二厂的郑厂长也确实没办法了。
白家酒当初多好喝他是不知道, 但是家里的老爷子们却是知道的。
别看他们老态龙钟的走路腿都打晃,哈着腰直都直不起来,但是说起古来那是净胜抖擞, 孩童时期的记忆格外深刻,曾经的苦难和如今的欣欣向荣相对比, 回忆当年也变得没那么痛苦, 反倒成了忆苦思甜的谈资。
反倒是那些被迫听老爷子说古的孩子们, 觉得脑袋爆炸, 痛苦不堪。
郑厂长也不愿意听老爷子说古,可为了白家酒, 还是不得已回家询问, 老爷子一听说到酒,顿时头也不疼了, 眼也不花了, 整个人来精神了。
“那可是好酒。”
老爷子搓着拐杖的手柄:“虽然不是国酒,但是那滋味儿,是一点都不差, 最重要的是便宜, 当年但凡家里有两个子的, 都能打个几两回去喝。”

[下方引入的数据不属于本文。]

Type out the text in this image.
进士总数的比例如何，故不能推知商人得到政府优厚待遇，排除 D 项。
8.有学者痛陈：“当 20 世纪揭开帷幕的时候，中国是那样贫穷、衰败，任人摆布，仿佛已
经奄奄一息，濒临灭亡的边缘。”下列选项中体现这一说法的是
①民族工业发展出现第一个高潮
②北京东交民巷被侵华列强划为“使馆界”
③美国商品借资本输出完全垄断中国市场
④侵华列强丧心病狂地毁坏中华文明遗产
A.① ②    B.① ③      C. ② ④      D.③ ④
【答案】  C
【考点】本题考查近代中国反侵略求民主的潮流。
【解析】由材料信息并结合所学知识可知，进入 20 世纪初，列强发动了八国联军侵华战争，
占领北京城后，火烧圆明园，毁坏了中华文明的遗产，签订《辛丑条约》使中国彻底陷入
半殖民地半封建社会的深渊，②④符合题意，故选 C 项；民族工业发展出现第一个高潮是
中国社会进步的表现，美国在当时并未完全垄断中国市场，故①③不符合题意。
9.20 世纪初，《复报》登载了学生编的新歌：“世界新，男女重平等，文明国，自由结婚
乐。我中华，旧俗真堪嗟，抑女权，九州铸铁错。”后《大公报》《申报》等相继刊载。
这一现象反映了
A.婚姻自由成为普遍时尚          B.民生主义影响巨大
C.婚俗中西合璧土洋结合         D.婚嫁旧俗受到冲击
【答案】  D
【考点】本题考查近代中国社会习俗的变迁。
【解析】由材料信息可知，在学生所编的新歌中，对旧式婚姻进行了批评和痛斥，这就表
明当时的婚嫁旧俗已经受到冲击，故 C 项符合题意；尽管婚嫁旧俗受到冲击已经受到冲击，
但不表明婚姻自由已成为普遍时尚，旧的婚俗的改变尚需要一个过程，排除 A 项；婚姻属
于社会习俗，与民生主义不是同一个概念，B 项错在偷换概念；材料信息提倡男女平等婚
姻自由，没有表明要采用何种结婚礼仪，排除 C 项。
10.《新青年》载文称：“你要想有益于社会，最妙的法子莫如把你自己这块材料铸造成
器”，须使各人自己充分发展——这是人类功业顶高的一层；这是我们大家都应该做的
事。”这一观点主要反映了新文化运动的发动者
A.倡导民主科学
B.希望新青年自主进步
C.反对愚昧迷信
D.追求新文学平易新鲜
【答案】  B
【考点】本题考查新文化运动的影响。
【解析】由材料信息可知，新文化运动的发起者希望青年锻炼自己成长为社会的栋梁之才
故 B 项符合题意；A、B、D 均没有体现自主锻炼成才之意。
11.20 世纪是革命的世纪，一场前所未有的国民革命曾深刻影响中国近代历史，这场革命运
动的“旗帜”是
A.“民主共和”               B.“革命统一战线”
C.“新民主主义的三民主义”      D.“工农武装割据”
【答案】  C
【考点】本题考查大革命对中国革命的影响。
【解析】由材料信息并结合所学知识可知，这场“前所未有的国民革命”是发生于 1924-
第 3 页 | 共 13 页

他目光悠远, 回忆当年:“而且做料酒也是真的香啊,听说当初不少老饕一吃菜,就知道用的是不是白家酒。”还不忘鄙视自家儿子:“你们厂里酿的那叫什么玩意儿, 趁早改名吧。”
说着, 叹了口气:“可惜啊,真正的白家酒没咯……”
语气里满是惋惜。
“也不能说没有。”郑厂长嘀咕一声,他敢保证, 白家手里肯定有白家酒真正的方子。
要是能拿到真正的白家酒的方子,那他们厂子……
郑厂长的呼吸瞬间变得急促了起来,他仿佛看到了二厂依靠着白家酒,重现当年辉煌的美好未来。
带着这样的想法,在得知白家想要购买商标的时候,想也不想的就同意见面。
于是白振华带着高付俊到了二厂的时候,就收到郑厂长热情的接待,一通寒暄之后,终于说到正事上,郑厂长打着官腔:“其实也不是我不愿意把商标给你们,只是吧,这酒好歹是我们二厂的支柱产业,我这是真不好把商标给你们啊,要是给了你们,二厂可就没活路了。”
这话一出,白振华和高付俊顿时隐晦的对视一眼。
看来,今天购买商标的事没那么顺利了。
“其实我们也不是非要买商标,毕竟口味在那儿呢,人喝酒喝的是个口味,又不是牌子。”
高付俊歪了歪身子,原本慎重的态度一下子变得没所谓起来,他外头看向白振华,漫不经心的说道:“爷爷,之前我和小美取名叫龙凤酒不是挺好么,挂在隆丰集团下面,要名气有名气的。”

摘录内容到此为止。